1824 14ten Sept. morgens ½ 6 Uhr wurde mein Sohn Georg Wilhelm geboren.
1826 10ten Jan abends ½ 10 Uhr wurde Franz Carl geboren.
1827 19teb Aug, abends ½ 6 Uhr wurde Johanne Elisabeth geboren.
1830 11ten Oct. abends zwischen 4 und 5 starb meine liebe Frau Joh. Dorothea, geb.

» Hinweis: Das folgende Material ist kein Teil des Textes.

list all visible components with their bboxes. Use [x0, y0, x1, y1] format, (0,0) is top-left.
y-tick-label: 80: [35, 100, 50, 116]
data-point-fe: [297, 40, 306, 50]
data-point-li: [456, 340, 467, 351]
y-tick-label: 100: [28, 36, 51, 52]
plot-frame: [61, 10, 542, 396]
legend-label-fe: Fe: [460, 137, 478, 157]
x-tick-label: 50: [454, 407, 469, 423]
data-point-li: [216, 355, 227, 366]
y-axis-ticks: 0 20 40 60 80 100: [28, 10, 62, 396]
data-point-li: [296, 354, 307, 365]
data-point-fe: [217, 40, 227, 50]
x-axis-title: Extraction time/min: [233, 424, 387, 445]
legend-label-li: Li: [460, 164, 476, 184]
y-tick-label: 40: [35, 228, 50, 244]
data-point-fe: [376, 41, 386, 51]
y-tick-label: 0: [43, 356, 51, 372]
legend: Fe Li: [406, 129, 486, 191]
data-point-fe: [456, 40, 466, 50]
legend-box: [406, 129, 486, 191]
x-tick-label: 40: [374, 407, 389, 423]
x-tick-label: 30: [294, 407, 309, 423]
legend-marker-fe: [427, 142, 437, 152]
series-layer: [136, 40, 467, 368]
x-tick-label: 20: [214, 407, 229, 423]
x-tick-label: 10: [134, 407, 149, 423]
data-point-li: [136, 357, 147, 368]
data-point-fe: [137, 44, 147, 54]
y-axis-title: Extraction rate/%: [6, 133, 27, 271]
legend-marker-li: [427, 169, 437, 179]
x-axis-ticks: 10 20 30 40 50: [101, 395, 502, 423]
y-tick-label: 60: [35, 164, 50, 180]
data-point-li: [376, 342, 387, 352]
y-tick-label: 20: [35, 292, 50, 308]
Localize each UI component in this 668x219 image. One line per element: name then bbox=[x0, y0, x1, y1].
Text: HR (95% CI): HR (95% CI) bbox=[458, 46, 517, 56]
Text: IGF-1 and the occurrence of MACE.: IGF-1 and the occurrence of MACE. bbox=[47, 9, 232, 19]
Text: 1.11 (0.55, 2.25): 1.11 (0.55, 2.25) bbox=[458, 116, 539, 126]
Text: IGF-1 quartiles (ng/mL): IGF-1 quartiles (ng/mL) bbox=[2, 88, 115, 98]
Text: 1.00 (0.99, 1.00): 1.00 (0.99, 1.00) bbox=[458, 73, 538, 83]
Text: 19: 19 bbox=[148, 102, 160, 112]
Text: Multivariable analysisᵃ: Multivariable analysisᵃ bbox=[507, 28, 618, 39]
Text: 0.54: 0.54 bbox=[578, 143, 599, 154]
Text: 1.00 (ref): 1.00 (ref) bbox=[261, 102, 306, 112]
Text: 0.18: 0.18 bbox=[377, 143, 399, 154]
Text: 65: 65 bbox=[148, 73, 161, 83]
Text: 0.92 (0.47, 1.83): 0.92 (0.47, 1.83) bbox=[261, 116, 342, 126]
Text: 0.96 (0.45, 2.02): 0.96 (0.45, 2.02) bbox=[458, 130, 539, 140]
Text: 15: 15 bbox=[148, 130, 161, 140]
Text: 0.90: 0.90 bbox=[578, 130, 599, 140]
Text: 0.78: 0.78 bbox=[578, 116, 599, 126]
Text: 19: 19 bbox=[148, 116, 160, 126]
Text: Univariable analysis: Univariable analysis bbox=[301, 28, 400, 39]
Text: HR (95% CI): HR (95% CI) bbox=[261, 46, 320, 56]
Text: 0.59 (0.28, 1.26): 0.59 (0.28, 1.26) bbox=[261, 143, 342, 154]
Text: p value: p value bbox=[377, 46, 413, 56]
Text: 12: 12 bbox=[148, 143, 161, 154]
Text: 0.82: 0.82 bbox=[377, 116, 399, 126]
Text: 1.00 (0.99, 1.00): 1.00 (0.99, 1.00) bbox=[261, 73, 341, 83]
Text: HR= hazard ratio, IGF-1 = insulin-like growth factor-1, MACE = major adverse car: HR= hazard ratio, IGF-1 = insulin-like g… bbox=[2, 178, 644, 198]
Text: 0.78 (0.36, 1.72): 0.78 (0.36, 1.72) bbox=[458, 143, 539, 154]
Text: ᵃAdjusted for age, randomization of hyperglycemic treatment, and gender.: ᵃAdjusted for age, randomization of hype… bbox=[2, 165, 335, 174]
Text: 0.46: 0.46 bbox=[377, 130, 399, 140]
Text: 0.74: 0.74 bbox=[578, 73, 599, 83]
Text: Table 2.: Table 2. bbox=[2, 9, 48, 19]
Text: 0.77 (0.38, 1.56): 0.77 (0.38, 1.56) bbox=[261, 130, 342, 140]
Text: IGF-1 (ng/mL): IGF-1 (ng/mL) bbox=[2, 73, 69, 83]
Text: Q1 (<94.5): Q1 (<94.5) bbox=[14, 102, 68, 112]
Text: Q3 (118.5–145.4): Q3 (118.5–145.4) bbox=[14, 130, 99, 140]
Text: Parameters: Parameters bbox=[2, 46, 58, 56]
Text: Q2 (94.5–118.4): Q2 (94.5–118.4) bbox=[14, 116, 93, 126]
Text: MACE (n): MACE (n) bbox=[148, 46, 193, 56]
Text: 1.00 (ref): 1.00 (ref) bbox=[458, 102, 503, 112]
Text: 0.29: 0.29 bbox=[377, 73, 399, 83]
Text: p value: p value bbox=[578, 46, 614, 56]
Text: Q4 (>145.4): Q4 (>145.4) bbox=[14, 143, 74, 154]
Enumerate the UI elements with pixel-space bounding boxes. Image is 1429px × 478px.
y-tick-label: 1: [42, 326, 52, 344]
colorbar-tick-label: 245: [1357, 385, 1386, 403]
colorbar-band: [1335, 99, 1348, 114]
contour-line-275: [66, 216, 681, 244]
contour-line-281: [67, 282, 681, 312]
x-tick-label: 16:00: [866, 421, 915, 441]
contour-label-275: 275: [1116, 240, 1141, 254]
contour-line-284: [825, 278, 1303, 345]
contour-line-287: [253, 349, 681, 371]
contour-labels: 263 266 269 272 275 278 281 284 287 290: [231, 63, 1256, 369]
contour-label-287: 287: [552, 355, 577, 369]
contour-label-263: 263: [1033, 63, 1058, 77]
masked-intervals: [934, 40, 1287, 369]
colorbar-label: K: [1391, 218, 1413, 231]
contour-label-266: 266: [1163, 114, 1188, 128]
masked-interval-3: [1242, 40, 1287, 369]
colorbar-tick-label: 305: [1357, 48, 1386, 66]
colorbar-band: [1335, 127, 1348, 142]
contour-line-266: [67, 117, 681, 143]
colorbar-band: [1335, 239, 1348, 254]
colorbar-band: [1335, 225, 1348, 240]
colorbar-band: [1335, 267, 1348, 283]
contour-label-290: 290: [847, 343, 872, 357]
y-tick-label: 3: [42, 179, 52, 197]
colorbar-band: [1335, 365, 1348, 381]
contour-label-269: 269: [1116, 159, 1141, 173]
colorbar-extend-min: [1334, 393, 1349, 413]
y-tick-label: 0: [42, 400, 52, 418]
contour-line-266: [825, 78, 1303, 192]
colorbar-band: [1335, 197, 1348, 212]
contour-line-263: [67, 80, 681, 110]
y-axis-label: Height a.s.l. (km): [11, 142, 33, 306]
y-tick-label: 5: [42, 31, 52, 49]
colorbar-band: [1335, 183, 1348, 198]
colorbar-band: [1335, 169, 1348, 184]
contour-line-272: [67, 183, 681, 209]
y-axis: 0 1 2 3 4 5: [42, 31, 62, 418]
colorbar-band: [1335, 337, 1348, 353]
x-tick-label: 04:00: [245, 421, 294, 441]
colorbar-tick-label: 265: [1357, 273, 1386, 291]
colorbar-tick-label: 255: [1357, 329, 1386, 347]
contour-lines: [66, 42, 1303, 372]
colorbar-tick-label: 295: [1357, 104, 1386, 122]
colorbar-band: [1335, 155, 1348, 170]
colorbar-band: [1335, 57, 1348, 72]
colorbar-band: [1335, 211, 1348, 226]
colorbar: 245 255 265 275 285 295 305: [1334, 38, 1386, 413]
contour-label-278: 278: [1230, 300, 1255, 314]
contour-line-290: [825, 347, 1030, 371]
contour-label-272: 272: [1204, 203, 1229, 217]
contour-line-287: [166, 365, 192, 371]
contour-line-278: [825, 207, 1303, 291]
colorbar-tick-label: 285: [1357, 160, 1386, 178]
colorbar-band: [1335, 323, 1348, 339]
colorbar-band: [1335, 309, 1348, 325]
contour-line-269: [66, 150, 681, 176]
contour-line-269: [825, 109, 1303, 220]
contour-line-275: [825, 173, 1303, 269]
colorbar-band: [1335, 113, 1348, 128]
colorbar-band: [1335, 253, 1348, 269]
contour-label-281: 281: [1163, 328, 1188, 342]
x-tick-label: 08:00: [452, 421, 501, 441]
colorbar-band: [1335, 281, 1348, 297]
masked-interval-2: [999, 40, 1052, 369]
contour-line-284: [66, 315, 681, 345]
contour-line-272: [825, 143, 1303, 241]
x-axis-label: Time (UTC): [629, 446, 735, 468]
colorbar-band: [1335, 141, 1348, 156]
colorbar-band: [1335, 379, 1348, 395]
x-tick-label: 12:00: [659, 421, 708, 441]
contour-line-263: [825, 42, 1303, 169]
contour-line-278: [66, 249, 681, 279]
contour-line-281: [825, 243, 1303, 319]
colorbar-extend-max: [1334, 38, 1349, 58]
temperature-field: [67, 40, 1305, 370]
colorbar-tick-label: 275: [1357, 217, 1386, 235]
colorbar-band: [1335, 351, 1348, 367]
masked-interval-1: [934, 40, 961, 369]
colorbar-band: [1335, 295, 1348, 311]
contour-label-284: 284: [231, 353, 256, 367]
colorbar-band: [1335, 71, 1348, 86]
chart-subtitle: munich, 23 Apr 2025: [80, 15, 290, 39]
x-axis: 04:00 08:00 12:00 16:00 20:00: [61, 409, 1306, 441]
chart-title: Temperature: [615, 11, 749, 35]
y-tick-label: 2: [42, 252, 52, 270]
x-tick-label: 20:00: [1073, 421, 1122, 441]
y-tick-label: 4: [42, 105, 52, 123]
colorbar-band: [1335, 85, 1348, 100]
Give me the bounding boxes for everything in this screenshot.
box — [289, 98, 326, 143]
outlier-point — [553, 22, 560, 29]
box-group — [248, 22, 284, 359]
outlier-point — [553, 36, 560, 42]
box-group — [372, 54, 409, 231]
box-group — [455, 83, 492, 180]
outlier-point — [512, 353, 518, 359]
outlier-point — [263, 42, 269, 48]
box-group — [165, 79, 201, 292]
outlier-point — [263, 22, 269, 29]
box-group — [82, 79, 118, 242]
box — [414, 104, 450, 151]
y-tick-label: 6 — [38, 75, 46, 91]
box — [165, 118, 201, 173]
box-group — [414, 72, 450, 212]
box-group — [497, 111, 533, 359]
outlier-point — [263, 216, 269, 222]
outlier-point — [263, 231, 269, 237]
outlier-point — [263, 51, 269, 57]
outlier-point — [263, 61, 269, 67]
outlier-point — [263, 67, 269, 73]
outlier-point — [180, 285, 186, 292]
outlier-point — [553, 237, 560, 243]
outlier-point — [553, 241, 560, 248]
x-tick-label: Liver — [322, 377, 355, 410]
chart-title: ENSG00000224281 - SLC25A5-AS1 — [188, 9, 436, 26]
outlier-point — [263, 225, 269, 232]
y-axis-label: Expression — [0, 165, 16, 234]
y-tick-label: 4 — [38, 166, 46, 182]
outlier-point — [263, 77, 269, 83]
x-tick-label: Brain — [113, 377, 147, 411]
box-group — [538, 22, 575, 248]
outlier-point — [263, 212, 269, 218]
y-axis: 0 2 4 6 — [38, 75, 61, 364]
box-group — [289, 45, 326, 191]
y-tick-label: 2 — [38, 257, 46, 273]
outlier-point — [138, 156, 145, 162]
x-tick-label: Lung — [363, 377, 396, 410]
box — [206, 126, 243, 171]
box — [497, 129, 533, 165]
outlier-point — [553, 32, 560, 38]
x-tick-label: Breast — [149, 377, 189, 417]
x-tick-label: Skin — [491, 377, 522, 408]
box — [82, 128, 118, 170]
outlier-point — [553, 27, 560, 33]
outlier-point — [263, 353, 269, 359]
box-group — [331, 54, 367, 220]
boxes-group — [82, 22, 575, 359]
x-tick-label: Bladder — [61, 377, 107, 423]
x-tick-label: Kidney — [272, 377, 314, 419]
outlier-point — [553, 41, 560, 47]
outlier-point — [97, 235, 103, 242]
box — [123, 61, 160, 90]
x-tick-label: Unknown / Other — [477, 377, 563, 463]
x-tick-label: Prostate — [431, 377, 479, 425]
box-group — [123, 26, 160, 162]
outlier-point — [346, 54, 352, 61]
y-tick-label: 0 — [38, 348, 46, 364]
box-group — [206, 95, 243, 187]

Schmidt an der Auszehrung.

sethos
0 | 20.04.2018, 10:05

Da ich selbst seit etlichen Jahren in der Familienforschung aktiv bin, finde ich dieses Thema natürlich sehr interessant. Ich bin Mitglied mehrerer Listen sowie auch von Ancestry. Auch Archive besuche ich. Das hat mich schon recht weit geführt. Demnächst werde ich mir eine kurze Besuchskarte für das Kirchenbuchportal Archion gönnen. Ich hoffe, dass dort auch neue Erkenntnisse zu finden sind.
Was auch für mich extrem wichtig ist, sind ie Kenntnisse der alten Schreibweisen um alles lesen zu können.

Gerd1955
0 | 19.04.2018, 15:13

Schöner Artikel, im wesentlichen sachlich richtig, nur ein paar Anmerkungen :

benutzen Sie zum Aufzeichnen von Lebensdaten auf gar keinen Fall ein Tabellenkalkulationsprogramm.

Nehmen Sie sich ein (kostenloses) Genealogieprogramm zur Hand, es gibt mehr als hundert davon. Sie finden diese Programme auf compgen (siehe roadrunners Kommentar). Mit einem Tabellenprogramm werden Sie nicht froh!.

Internet-Recherche ist sehr nützlich. Nue bedenken Sie, dass das alles Sekundärquellen sind, also Abschriften von Abschriften von Originalen.

Sekundärquellen weisen den Weg, bei richtig betriebener Familienforschung bleibt nur der Weg zu den Originalen, d.h. Standesamtsurkunden oder Kirchenbuchauszüge.

Und : suchen Sie sich eine Interessengruppe oder einen Stammtisch in Ihrer Nähe.

Für Hessen : schau'n Sie hier : http://www.hfv-ev.de

Viel Erfolg

roadrunner27
1 | 19.04.2018, 12:15

Sehr informativ sind die Webseiten des Vereins für Computergenealoy e.V. , insbesonderer die Seiten "GenWiki". Hier werden zahlreiche Quellen für die Familienforschung aufgeführt, die z.T. kostenfrei zugänglich sind.